I converted that to USD and it came out to $0.00.

There may be an error in my math.

Karma isn't worth anything directly but on HN it is a fair proxy for comment quality -- and quality HN comments have a monetary impact.

For one thing, quality comments take time and effort to write. Suppose a comment takes 5 minutes per to write per karma point earned. Then 32553783 karma points are worth 32553783*5/60/24/30 ≈ 3767.8 man-months or approximately 314 man-years not spent doing something else.

This isn't to say that HN comments just lose the authors (or their employers) money due to opportunity cost. I would not be surprised if for a number of HN users their commenting led to new clients and business partners, not to mention exposure for their open source projects or simply memorable discussions the impact of which is harder to estimate in monetary terms. (For example, the recurrent discussions about Stoicism have made converts.)

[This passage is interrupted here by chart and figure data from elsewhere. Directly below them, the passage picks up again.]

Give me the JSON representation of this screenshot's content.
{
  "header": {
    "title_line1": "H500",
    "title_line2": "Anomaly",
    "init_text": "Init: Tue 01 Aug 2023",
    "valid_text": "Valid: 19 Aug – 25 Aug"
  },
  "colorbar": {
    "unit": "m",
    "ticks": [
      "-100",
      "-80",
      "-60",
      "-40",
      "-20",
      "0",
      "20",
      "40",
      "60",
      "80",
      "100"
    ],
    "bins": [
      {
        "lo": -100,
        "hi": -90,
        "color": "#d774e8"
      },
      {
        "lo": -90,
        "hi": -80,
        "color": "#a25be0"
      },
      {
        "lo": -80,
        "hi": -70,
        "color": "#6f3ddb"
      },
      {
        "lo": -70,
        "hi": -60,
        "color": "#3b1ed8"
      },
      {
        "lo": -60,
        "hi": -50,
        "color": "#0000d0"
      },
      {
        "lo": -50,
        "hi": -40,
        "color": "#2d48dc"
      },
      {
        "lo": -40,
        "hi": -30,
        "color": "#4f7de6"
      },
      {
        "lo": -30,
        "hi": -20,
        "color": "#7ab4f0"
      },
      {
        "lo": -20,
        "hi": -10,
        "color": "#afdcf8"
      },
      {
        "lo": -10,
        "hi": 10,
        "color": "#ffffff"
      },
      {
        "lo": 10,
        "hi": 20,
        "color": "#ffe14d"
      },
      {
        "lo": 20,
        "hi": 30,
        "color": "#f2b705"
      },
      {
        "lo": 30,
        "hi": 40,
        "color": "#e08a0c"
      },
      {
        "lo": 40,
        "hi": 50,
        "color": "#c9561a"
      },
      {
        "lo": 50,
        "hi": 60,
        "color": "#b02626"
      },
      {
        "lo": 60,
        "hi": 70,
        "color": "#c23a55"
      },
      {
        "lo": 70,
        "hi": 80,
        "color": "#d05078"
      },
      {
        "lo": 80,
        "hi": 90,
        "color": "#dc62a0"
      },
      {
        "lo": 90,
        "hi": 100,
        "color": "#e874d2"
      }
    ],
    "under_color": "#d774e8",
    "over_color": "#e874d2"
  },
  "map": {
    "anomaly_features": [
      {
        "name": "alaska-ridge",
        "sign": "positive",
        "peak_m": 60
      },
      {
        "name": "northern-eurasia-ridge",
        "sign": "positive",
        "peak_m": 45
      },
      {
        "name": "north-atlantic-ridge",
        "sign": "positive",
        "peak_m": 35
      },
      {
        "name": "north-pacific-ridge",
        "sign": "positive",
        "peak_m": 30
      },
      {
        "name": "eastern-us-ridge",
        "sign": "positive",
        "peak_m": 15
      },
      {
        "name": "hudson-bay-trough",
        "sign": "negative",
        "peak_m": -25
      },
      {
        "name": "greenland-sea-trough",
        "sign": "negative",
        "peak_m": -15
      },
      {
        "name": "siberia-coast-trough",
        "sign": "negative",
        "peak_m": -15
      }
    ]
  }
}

Then some comments may not make the author money -- at least not as directly as getting a new client -- but may be worth a lot in terms of the money they make others; patio11's long comment history comes to mind.

How did you discount karma's future value?
Does it obey "power law" distribution? :)
Yep.
Does that include down votes ?
It does. Downvotes lower the same karma score that upvotes add to.